W ORLEN Arenie w Płocku doszło do bezpośredniego starcia o awans do kolejnej rundy Ligi Mistrzów piłkarzy ręcznych. Dzięki świetnej rundzie rewanżowej szczypiorniści ORLEN Wisły Płock awansowali do fazy pucharowej. W ostatnim meczu wygrali z FC Porto 29:28.
Resultado final na Polónia 🤾♂️ Termina a nossa campanha na Liga dos Campeões de andebol #FCPortoAndebol #FCPortoSports pic.twitter.com/K5XGHdTm9a
— FC Porto (@FCPorto) March 7, 2024
Podczas meczu doszło jednak do incydentu, który spowszechniał już w polskiej opinii publicznej.
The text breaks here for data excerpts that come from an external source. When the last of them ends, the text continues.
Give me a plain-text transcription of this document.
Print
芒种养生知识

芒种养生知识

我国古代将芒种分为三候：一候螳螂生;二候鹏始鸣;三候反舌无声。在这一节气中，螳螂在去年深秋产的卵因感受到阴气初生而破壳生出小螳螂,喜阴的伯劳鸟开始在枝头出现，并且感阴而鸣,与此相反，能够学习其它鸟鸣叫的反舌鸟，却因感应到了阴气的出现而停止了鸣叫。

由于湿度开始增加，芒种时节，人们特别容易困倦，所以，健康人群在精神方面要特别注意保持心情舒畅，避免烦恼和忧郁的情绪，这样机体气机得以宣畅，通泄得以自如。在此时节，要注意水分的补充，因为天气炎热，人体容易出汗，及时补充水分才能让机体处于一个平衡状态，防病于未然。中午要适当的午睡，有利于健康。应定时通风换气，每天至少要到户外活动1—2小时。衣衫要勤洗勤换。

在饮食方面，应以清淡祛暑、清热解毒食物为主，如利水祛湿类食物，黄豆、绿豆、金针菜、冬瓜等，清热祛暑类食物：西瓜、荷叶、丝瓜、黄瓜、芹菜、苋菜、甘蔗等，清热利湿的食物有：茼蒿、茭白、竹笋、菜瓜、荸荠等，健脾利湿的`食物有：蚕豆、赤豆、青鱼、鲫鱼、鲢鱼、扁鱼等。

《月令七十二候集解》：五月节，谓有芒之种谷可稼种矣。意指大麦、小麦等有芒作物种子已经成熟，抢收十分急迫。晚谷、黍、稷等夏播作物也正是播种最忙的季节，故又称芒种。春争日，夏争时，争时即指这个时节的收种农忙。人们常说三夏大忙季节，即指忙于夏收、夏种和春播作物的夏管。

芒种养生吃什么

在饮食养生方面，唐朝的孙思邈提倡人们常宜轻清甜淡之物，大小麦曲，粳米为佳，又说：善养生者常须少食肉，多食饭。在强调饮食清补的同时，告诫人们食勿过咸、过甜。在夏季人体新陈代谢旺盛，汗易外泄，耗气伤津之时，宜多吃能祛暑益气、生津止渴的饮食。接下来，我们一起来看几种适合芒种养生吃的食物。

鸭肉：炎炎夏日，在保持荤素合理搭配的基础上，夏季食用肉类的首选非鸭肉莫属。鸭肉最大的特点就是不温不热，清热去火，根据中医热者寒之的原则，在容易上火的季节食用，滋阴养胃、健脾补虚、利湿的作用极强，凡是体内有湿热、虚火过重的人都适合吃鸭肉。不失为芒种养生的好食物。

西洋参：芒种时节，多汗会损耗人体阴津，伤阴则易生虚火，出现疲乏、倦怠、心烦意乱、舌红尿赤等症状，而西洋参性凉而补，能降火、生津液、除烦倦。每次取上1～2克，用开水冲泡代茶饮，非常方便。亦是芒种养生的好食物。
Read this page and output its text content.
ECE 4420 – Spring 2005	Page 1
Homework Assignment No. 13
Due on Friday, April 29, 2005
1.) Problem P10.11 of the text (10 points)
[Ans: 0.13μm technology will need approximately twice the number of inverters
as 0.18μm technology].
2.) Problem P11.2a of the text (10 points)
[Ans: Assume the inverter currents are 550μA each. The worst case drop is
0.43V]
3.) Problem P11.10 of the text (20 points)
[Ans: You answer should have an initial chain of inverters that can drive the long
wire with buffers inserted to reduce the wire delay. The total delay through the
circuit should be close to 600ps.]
Zawodnicy FC Porto wystąpili w koszulkach, na których reklamowali działalność bukmachera, który nie ma licencji Ministerstwa Finansów na działalność w Polsce – Betano.
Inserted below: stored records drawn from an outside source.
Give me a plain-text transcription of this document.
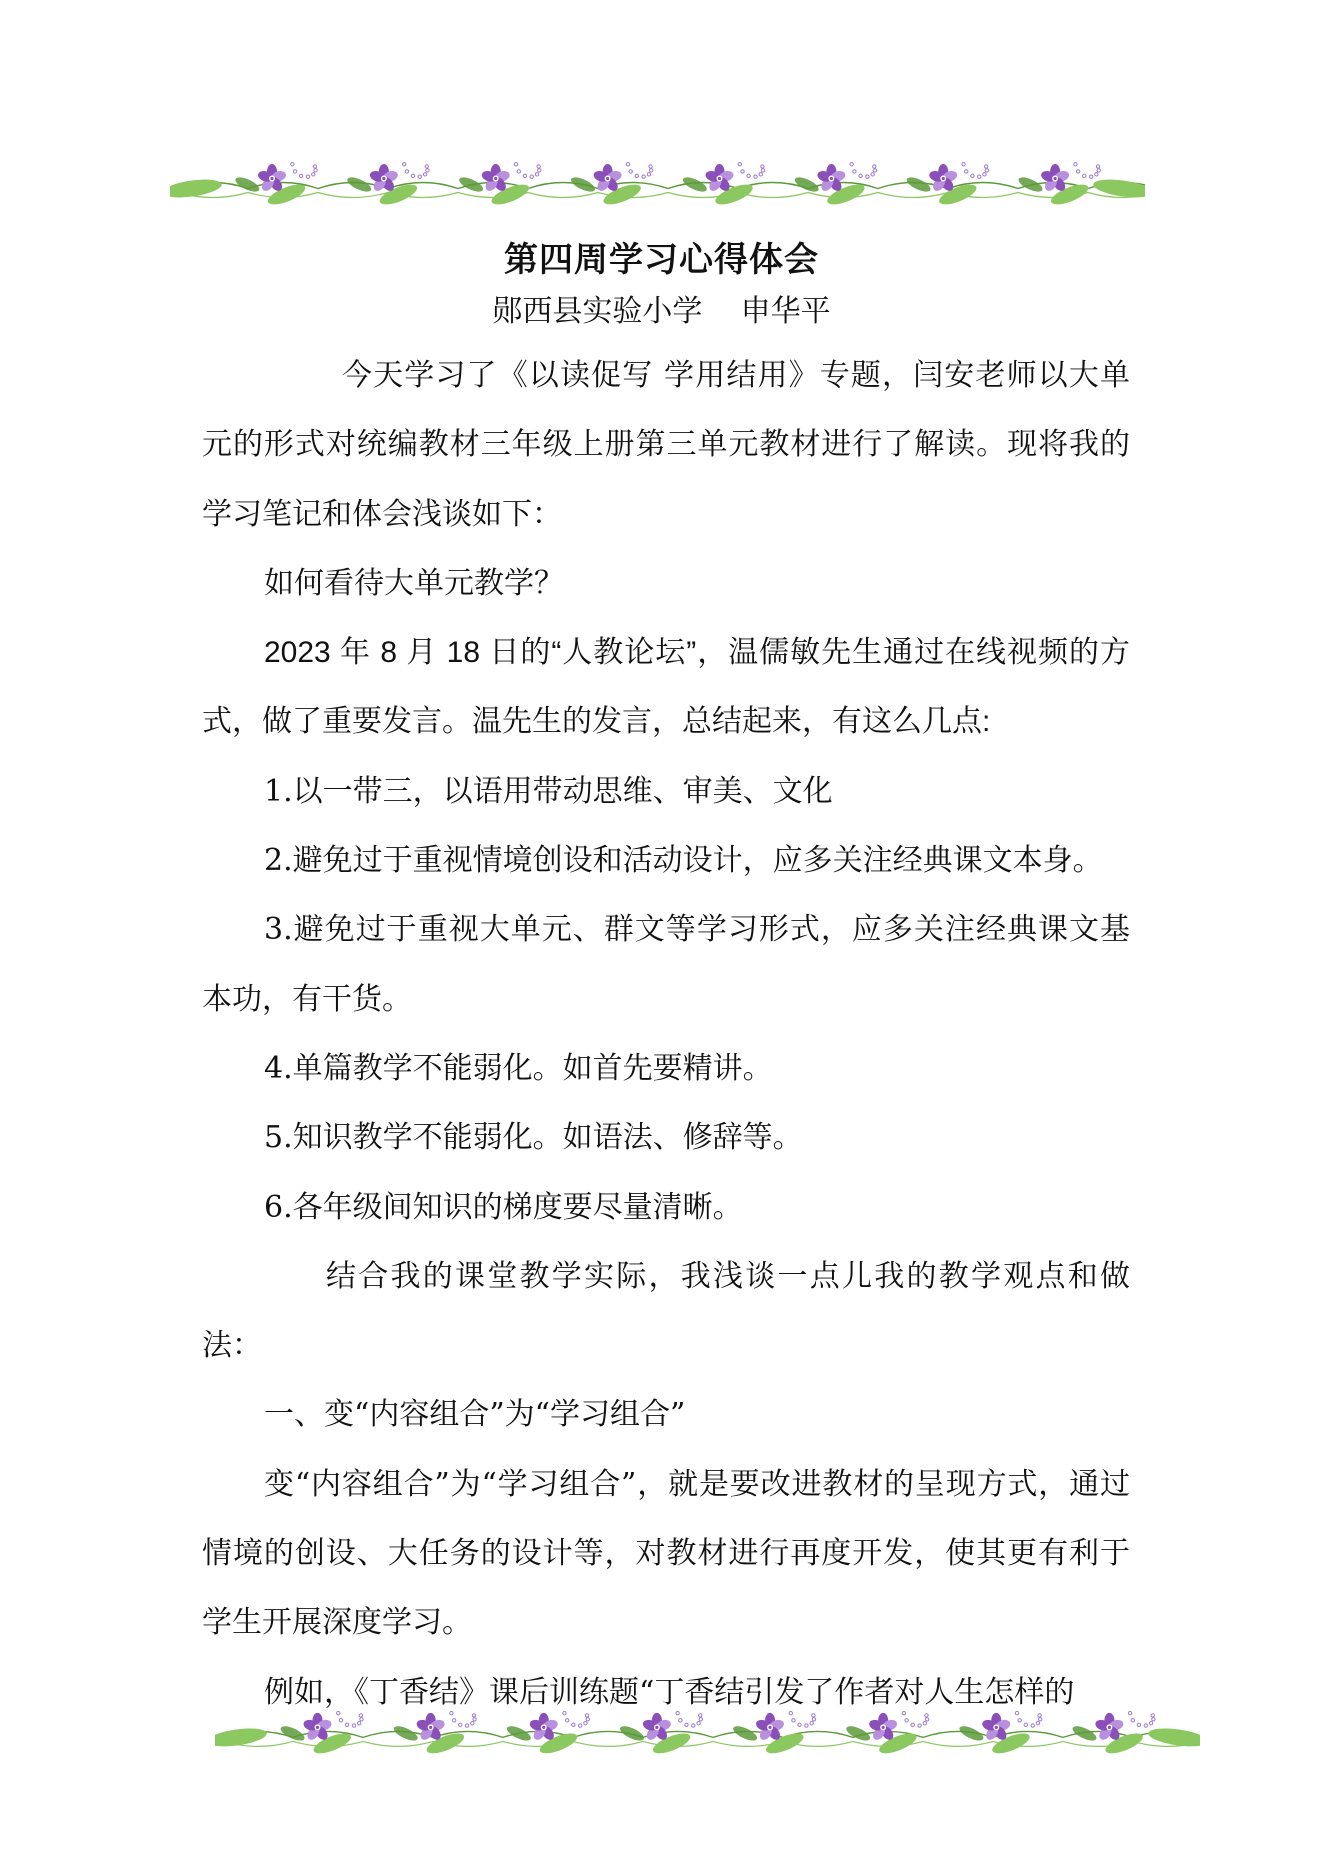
第四周学习心得体会
郧西县实验小学    申华平

今天学习了《以读促写 学用结用》专题，闫安老师以大单元的形式对统编教材三年级上册第三单元教材进行了解读。现将我的学习笔记和体会浅谈如下：

如何看待大单元教学？

2023 年 8 月 18 日的“人教论坛”，温儒敏先生通过在线视频的方式，做了重要发言。温先生的发言，总结起来，有这么几点:

1.以一带三，以语用带动思维、审美、文化

2.避免过于重视情境创设和活动设计，应多关注经典课文本身。

3.避免过于重视大单元、群文等学习形式，应多关注经典课文基本功，有干货。

4.单篇教学不能弱化。如首先要精讲。

5.知识教学不能弱化。如语法、修辞等。

6.各年级间知识的梯度要尽量清晰。

结合我的课堂教学实际，我浅谈一点儿我的教学观点和做法：

一、变“内容组合”为“学习组合”

变“内容组合”为“学习组合”，就是要改进教材的呈现方式，通过情境的创设、大任务的设计等，对教材进行再度开发，使其更有利于学生开展深度学习。

例如，《丁香结》课后训练题“丁香结引发了作者对人生怎样的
Warto podkreślić, że w Portugalii funkcjonuje świadomość o przepisach naszej ustawy, co potwierdza zachowanie Sportingu, który przyjechał do Sosnowca na mecz z Rakowem w Lidze Europy. Mający tego samego sponsora na froncie koszulek klub z Lizbony logotyp na adres strony Herois.pt. To program finansowany przez firmę, jednak odnoszący się do programu CSR marki, na którym nie znajdują się zakłady i kursy bukmacherskie.
W 2023 roku zagraniczne zespoły wielokrotnie złamały ustawę hazardową. Dopuścił się do tego m.in. litewski Żalgiris Kowno, FK Astana, czy koszykarski klub Lietkabelis Poniewież.